Dalam laga final yang berlangsung sengit, Senin (3/11), tim putri Kotabaru tampil dominan dan sukses menumbangkan perlawanan musuh bebuyutannya, tim Tanah Bumbu. Kemenangan ini juga diraih tim putra yang tampil heroik dengan mengalahkan Kabupaten Banjar.
Kemenangan ganda ini diraih berkat perjuangan para atlet andalan Bumi Saijaan.
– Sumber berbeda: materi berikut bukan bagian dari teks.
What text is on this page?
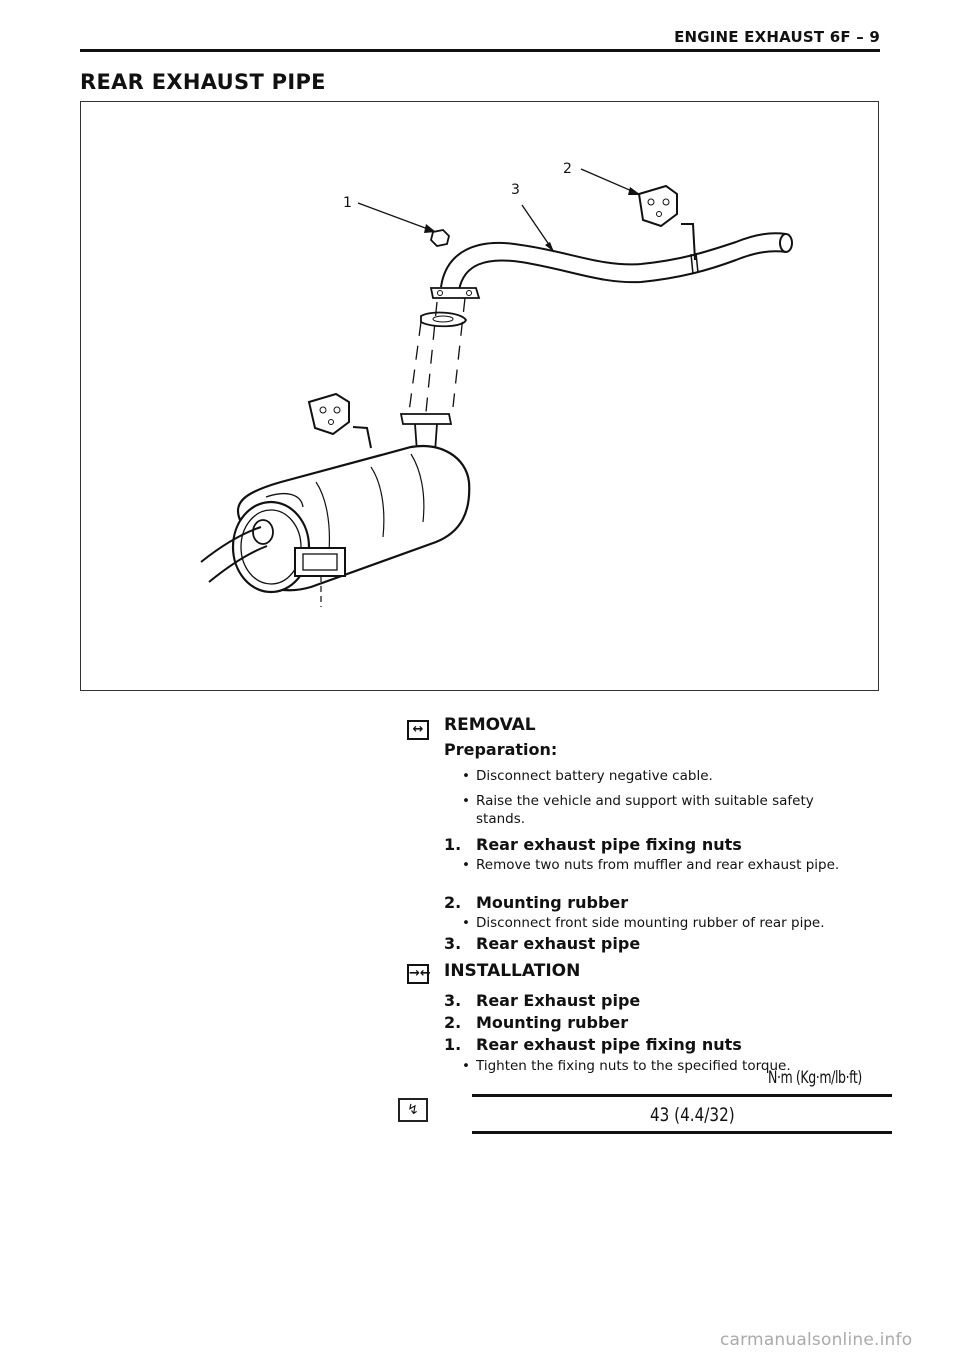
ENGINE EXHAUST 6F – 9
REAR EXHAUST PIPE
1
2
3
↔	REMOVAL
Preparation:
• Disconnect battery negative cable.
• Raise the vehicle and support with suitable safety stands.
1. Rear exhaust pipe fixing nuts
• Remove two nuts from muffler and rear exhaust pipe.
2. Mounting rubber
• Disconnect front side mounting rubber of rear pipe.
3. Rear exhaust pipe
→← INSTALLATION
3. Rear Exhaust pipe
2. Mounting rubber
1. Rear exhaust pipe fixing nuts
• Tighten the fixing nuts to the specified torque.
N·m (Kg·m/lb·ft)
↯	43 (4.4/32)
carmanualsonline.info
Tim putra kategori kuadran diperkuat oleh Haerul Fahmi, Nanda, Syarif, Junaedi, Amin Rais, dan Muhammad.
Sementara di tim putri, medali emas dipersembahkan oleh skuad tangguh yang terdiri dari Susly Santika, Mely Agustina, Sadira, Intan, Kartika, dan Mariandini.
Pelatih tim takraw Kotabaru, Naharudin, tidak bisa menyembunyikan rasa haru dan bangganya atas pencapaian ini.
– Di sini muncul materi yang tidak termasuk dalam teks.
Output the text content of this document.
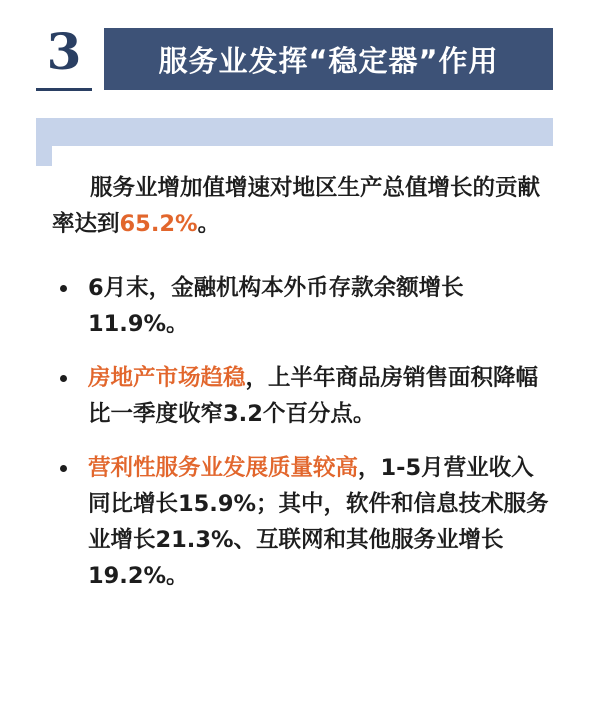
3	服务业发挥“稳定器”作用

服务业增加值增速对地区生产总值增长的贡献率达到65.2%。

6月末，金融机构本外币存款余额增长11.9%。
房地产市场趋稳，上半年商品房销售面积降幅比一季度收窄3.2个百分点。
营利性服务业发展质量较高，1-5月营业收入同比增长15.9%；其中，软件和信息技术服务业增长21.3%、互联网和其他服务业增长19.2%。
Ia menceritakan, perjuangan di babak final sangat menegangkan, namun anak asuhnya mampu tampil lepas dan percaya diri.
Menurut Naharudin, kemenangan ini terasa lebih manis karena menjadi ajang balas dendam yang tuntas atas kekalahan mereka di ajang sebelumnya di Kandangan, Kabupaten Hulu Sungai Selatan (HSS).
"Pertandingan tadi benar-benar menegangkan. Dan kemarin di Porprov Kalsel di HSS kami kalah, Alhamdulillah hari ini kita bisa membalas kekalahan di Kandangan itu," ungkap Naharudin saat dihubungi, Senin (3/11).
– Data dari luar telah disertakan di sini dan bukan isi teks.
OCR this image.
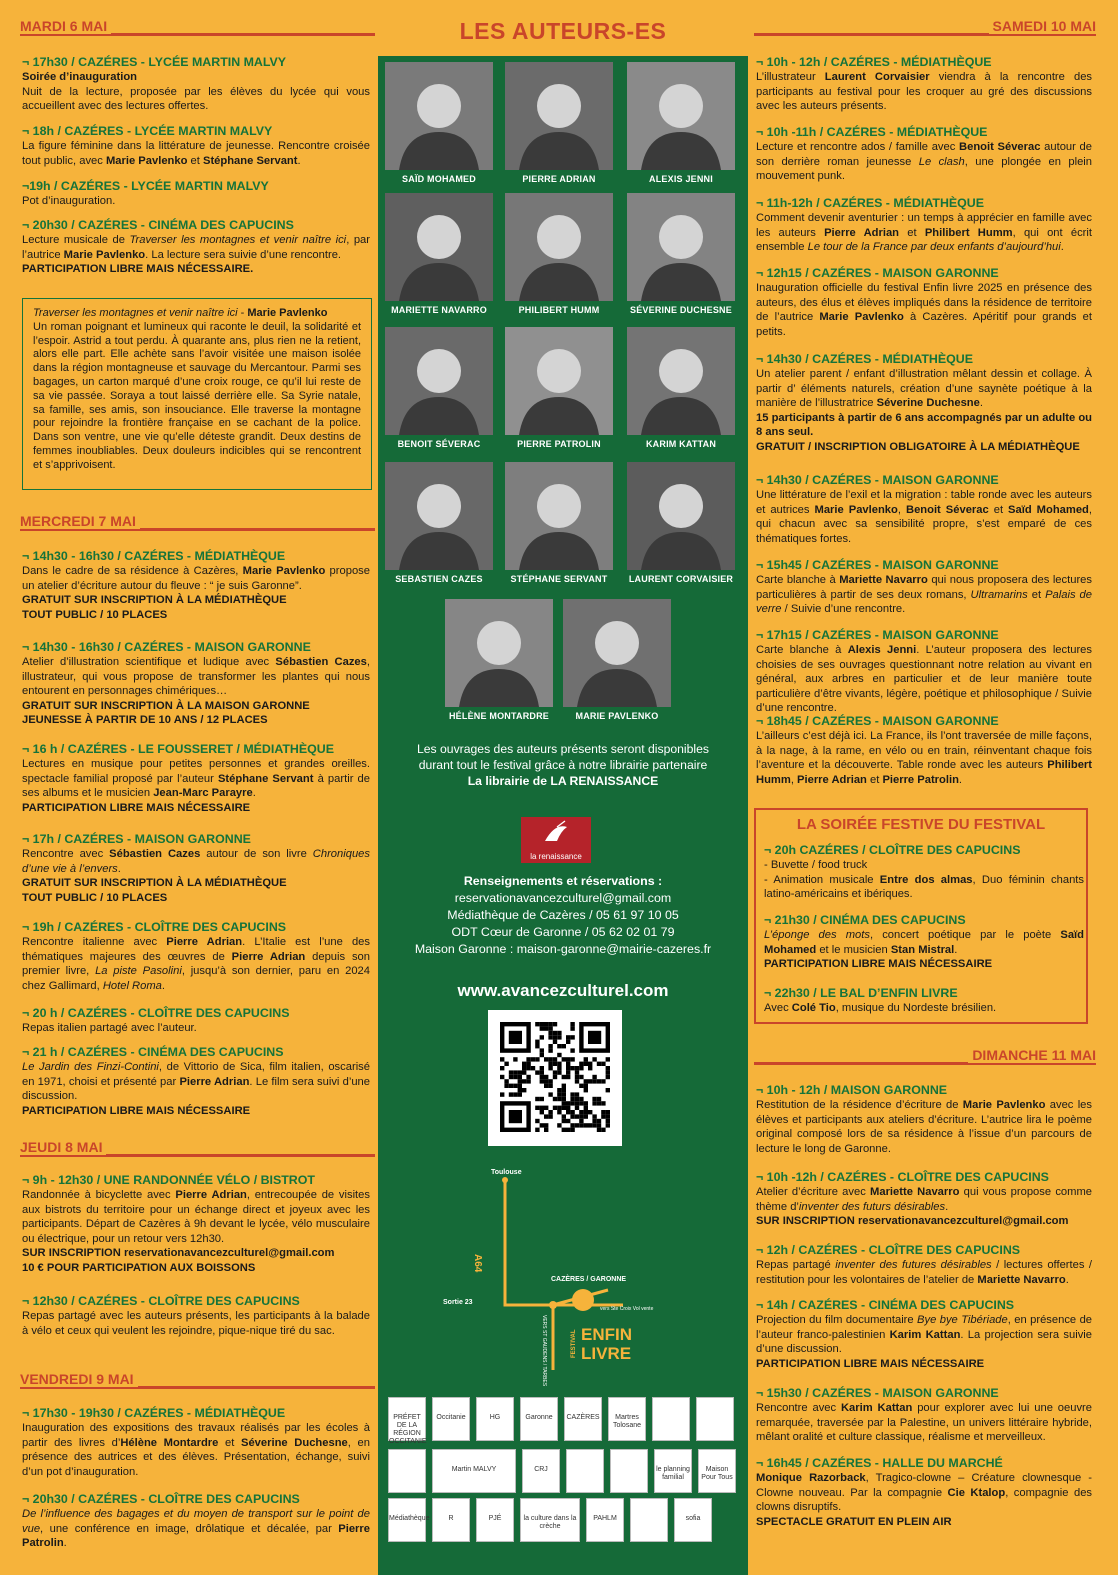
MARDI 6 MAI
¬ 17h30 / CAZÉRES - LYCÉE MARTIN MALVY
Soirée d’inauguration
Nuit de la lecture, proposée par les élèves du lycée qui vous accueillent avec des lectures offertes.
¬ 18h / CAZÉRES - LYCÉE MARTIN MALVY
La figure féminine dans la littérature de jeunesse. Rencontre croisée tout public, avec Marie Pavlenko et Stéphane Servant.
¬19h / CAZÉRES - LYCÉE MARTIN MALVY
Pot d’inauguration.
¬ 20h30 / CAZÉRES - CINÉMA DES CAPUCINS
Lecture musicale de Traverser les montagnes et venir naître ici, par l’autrice Marie Pavlenko. La lecture sera suivie d’une rencontre.
PARTICIPATION LIBRE MAIS NÉCESSAIRE.
Traverser les montagnes et venir naître ici - Marie Pavlenko
Un roman poignant et lumineux qui raconte le deuil, la solidarité et l’espoir. Astrid a tout perdu. À quarante ans, plus rien ne la retient, alors elle part. Elle achète sans l’avoir visitée une maison isolée dans la région montagneuse et sauvage du Mercantour. Parmi ses bagages, un carton marqué d’une croix rouge, ce qu’il lui reste de sa vie passée. Soraya a tout laissé derrière elle. Sa Syrie natale, sa famille, ses amis, son insouciance. Elle traverse la montagne pour rejoindre la frontière française en se cachant de la police. Dans son ventre, une vie qu’elle déteste grandit. Deux destins de femmes inoubliables. Deux douleurs indicibles qui se rencontrent et s’apprivoisent.
MERCREDI 7 MAI
¬ 14h30 - 16h30 / CAZÉRES - MÉDIATHÈQUE
Dans le cadre de sa résidence à Cazères, Marie Pavlenko propose un atelier d’écriture autour du fleuve : “ je suis Garonne”.
GRATUIT SUR INSCRIPTION À LA MÉDIATHÈQUE
TOUT PUBLIC / 10 PLACES
¬ 14h30 - 16h30 / CAZÉRES - MAISON GARONNE
Atelier d’illustration scientifique et ludique avec Sébastien Cazes, illustrateur, qui vous propose de transformer les plantes qui nous entourent en personnages chimériques…
GRATUIT SUR INSCRIPTION À LA MAISON GARONNE
JEUNESSE À PARTIR DE 10 ANS / 12 PLACES
¬ 16 h / CAZÉRES - LE FOUSSERET / MÉDIATHÈQUE
Lectures en musique pour petites personnes et grandes oreilles. spectacle familial proposé par l’auteur Stéphane Servant à partir de ses albums et le musicien Jean-Marc Parayre.
PARTICIPATION LIBRE MAIS NÉCESSAIRE
¬ 17h / CAZÉRES - MAISON GARONNE
Rencontre avec Sébastien Cazes autour de son livre Chroniques d’une vie à l’envers.
GRATUIT SUR INSCRIPTION À LA MÉDIATHÈQUE
TOUT PUBLIC / 10 PLACES
¬ 19h / CAZÉRES - CLOÎTRE DES CAPUCINS
Rencontre italienne avec Pierre Adrian. L’Italie est l’une des thématiques majeures des œuvres de Pierre Adrian depuis son premier livre, La piste Pasolini, jusqu’à son dernier, paru en 2024 chez Gallimard, Hotel Roma.
¬ 20 h / CAZÉRES - CLOÎTRE DES CAPUCINS
Repas italien partagé avec l’auteur.
¬ 21 h / CAZÉRES - CINÉMA DES CAPUCINS
Le Jardin des Finzi-Contini, de Vittorio de Sica, film italien, oscarisé en 1971, choisi et présenté par Pierre Adrian. Le film sera suivi d’une discussion.
PARTICIPATION LIBRE MAIS NÉCESSAIRE
JEUDI 8 MAI
¬ 9h - 12h30 / UNE RANDONNÉE VÉLO / BISTROT
Randonnée à bicyclette avec Pierre Adrian, entrecoupée de visites aux bistrots du territoire pour un échange direct et joyeux avec les participants. Départ de Cazères à 9h devant le lycée, vélo musculaire ou électrique, pour un retour vers 12h30.
SUR INSCRIPTION reservationavancezculturel@gmail.com
10 € POUR PARTICIPATION AUX BOISSONS
¬ 12h30 / CAZÉRES - CLOÎTRE DES CAPUCINS
Repas partagé avec les auteurs présents, les participants à la balade à vélo et ceux qui veulent les rejoindre, pique-nique tiré du sac.
VENDREDI 9 MAI
¬ 17h30 - 19h30 / CAZÉRES - MÉDIATHÈQUE
Inauguration des expositions des travaux réalisés par les écoles à partir des livres d’Hélène Montardre et Séverine Duchesne, en présence des autrices et des élèves. Présentation, échange, suivi d’un pot d’inauguration.
¬ 20h30 / CAZÉRES - CLOÎTRE DES CAPUCINS
De l’influence des bagages et du moyen de transport sur le point de vue, une conférence en image, drôlatique et décalée, par Pierre Patrolin.
LES AUTEURS-ES
SAÏD MOHAMED	PIERRE ADRIAN	ALEXIS JENNI
MARIETTE NAVARRO	PHILIBERT HUMM	SÉVERINE DUCHESNE
BENOIT SÉVERAC	PIERRE PATROLIN	KARIM KATTAN
SEBASTIEN CAZES	STÉPHANE SERVANT	LAURENT CORVAISIER
HÉLÈNE MONTARDRE	MARIE PAVLENKO
Les ouvrages des auteurs présents seront disponibles
durant tout le festival grâce à notre librairie partenaire
La librairie de LA RENAISSANCE
la renaissance
Renseignements et réservations :
reservationavancezculturel@gmail.com
Médiathèque de Cazères / 05 61 97 10 05
ODT Cœur de Garonne / 05 62 02 01 79
Maison Garonne : maison-garonne@mairie-cazeres.fr
www.avancezculturel.com
Toulouse
A64
CAZÈRES / GARONNE
Sortie 23
vers Ste Croix Vol vente
VERS ST GAUDENS / TARBES	FESTIVAL ENFIN
LIVRE
PRÉFET DE LA RÉGION OCCITANIE
Occitanie	HG	Garonne	CAZÈRES	Martres Tolosane
Martin MALVY	CRJ	le planning familial
Maison Pour Tous
Médiathèque	R	PJÉ	la culture dans la crèche
PAHLM	sofia
SAMEDI 10 MAI
¬ 10h - 12h / CAZÉRES - MÉDIATHÈQUE
L’illustrateur Laurent Corvaisier viendra à la rencontre des participants au festival pour les croquer au gré des discussions avec les auteurs présents.
¬ 10h -11h / CAZÉRES - MÉDIATHÈQUE
Lecture et rencontre ados / famille avec Benoit Séverac autour de son derrière roman jeunesse Le clash, une plongée en plein mouvement punk.
¬ 11h-12h / CAZÉRES - MÉDIATHÈQUE
Comment devenir aventurier : un temps à apprécier en famille avec les auteurs Pierre Adrian et Philibert Humm, qui ont écrit ensemble Le tour de la France par deux enfants d’aujourd’hui.
¬ 12h15 / CAZÉRES - MAISON GARONNE
Inauguration officielle du festival Enfin livre 2025 en présence des auteurs, des élus et élèves impliqués dans la résidence de territoire de l’autrice Marie Pavlenko à Cazères. Apéritif pour grands et petits.
¬ 14h30 / CAZÉRES - MÉDIATHÈQUE
Un atelier parent / enfant d’illustration mêlant dessin et collage. À partir d’ éléments naturels, création d’une saynète poétique à la manière de l’illustratrice Séverine Duchesne.
15 participants à partir de 6 ans accompagnés par un adulte ou 8 ans seul.
GRATUIT / INSCRIPTION OBLIGATOIRE À LA MÉDIATHÈQUE
¬ 14h30 / CAZÉRES - MAISON GARONNE
Une littérature de l’exil et la migration : table ronde avec les auteurs et autrices Marie Pavlenko, Benoit Séverac et Saïd Mohamed, qui chacun avec sa sensibilité propre, s’est emparé de ces thématiques fortes.
¬ 15h45 / CAZÉRES - MAISON GARONNE
Carte blanche à Mariette Navarro qui nous proposera des lectures particulières à partir de ses deux romans, Ultramarins et Palais de verre / Suivie d’une rencontre.
¬ 17h15 / CAZÉRES - MAISON GARONNE
Carte blanche à Alexis Jenni. L’auteur proposera des lectures choisies de ses ouvrages questionnant notre relation au vivant en général, aux arbres en particulier et de leur manière toute particulière d’être vivants, légère, poétique et philosophique / Suivie d’une rencontre.
¬ 18h45 / CAZÉRES - MAISON GARONNE
L’ailleurs c’est déjà ici. La France, ils l’ont traversée de mille façons, à la nage, à la rame, en vélo ou en train, réinventant chaque fois l’aventure et la découverte. Table ronde avec les auteurs Philibert Humm, Pierre Adrian et Pierre Patrolin.
LA SOIRÉE FESTIVE DU FESTIVAL
¬ 20h CAZÉRES / CLOÎTRE DES CAPUCINS
- Buvette / food truck
- Animation musicale Entre dos almas, Duo féminin chants latino-américains et ibériques.
¬ 21h30 / CINÉMA DES CAPUCINS
L’éponge des mots, concert poétique par le poète Saïd Mohamed et le musicien Stan Mistral.
PARTICIPATION LIBRE MAIS NÉCESSAIRE
¬ 22h30 / LE BAL D’ENFIN LIVRE
Avec Colé Tio, musique du Nordeste brésilien.
DIMANCHE 11 MAI
¬ 10h - 12h / MAISON GARONNE
Restitution de la résidence d’écriture de Marie Pavlenko avec les élèves et participants aux ateliers d’écriture. L’autrice lira le poème original composé lors de sa résidence à l’issue d’un parcours de lecture le long de Garonne.
¬ 10h -12h / CAZÉRES - CLOÎTRE DES CAPUCINS
Atelier d’écriture avec Mariette Navarro qui vous propose comme thème d’inventer des futurs désirables.
SUR INSCRIPTION reservationavancezculturel@gmail.com
¬ 12h / CAZÉRES - CLOÎTRE DES CAPUCINS
Repas partagé inventer des futures désirables / lectures offertes / restitution pour les volontaires de l’atelier de Mariette Navarro.
¬ 14h / CAZÉRES - CINÉMA DES CAPUCINS
Projection du film documentaire Bye bye Tibériade, en présence de l’auteur franco-palestinien Karim Kattan. La projection sera suivie d’une discussion.
PARTICIPATION LIBRE MAIS NÉCESSAIRE
¬ 15h30 / CAZÉRES - MAISON GARONNE
Rencontre avec Karim Kattan pour explorer avec lui une oeuvre remarquée, traversée par la Palestine, un univers littéraire hybride, mêlant oralité et culture classique, réalisme et merveilleux.
¬ 16h45 / CAZÉRES - HALLE DU MARCHÉ
Monique Razorback, Tragico-clowne – Créature clownesque - Clowne nouveau. Par la compagnie Cie Ktalop, compagnie des clowns disruptifs.
SPECTACLE GRATUIT EN PLEIN AIR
Ia menegaskan, kemenangan balasan ini diraih dengan skor yang sangat meyakinkan. "Kami menang dengan skor telak 2-0,” tambahnya.
Naharudin juga membeberkan bahwa skuad emas ini didominasi oleh putra-putri daerah yang berasal dari wilayah pesisir Kotabaru. Pembinaan yang fokus di daerah tersebut terbukti membuahkan hasil maksimal.
"Atlet-atlet yang kami latih ini dominasinya berasal dari Tanjung Selayar dan Kecamatan Pulau Laut Barat," jelasnya.
Ketika ditanya mengenai perasaannya setelah sukses mengawinkan medali emas, Naharudin mengaku perasaannya campur aduk antara bangga, lega, dan terharu melihat perjuangan anak asuhnya di lapangan.
Ia pun tak lupa menyampaikan apresiasi dan terima kasih yang mendalam kepada pihak-pihak yang telah mendukung penuh proses persiapan tim, terutama selama pemusatan latihan (TC) berlangsung.
"Perasaan saya jujur campur aduk dan sangat terharu. Selama TC, kami berterima kasih sekali kepada Disparpora dan KONI Kotabaru. Kami sangat terbantu karena dapat difasilitasi gedung untuk berlatih," tuturnya.
Kemenangan ganda ini tidak hanya menjadi catatan sejarah baru bagi takraw Kotabaru, tetapi juga menjadi sebuah harapan besar.
Naharudin secara jujur berharap prestasi tertinggi yang telah dipersembahkan ini dapat membuka mata pemerintah daerah untuk memberikan perhatian lebih, terutama dalam hal fasilitas latihan yang lebih representatif ke depannya.
"Jujur, dari kami para pelatih, dengan prestasi yang sudah kami berikan ini, kami sangat berharap bisa mendapatkan fasilitas latihan yang lebih baik lagi nanti kedepannya," tutupnya.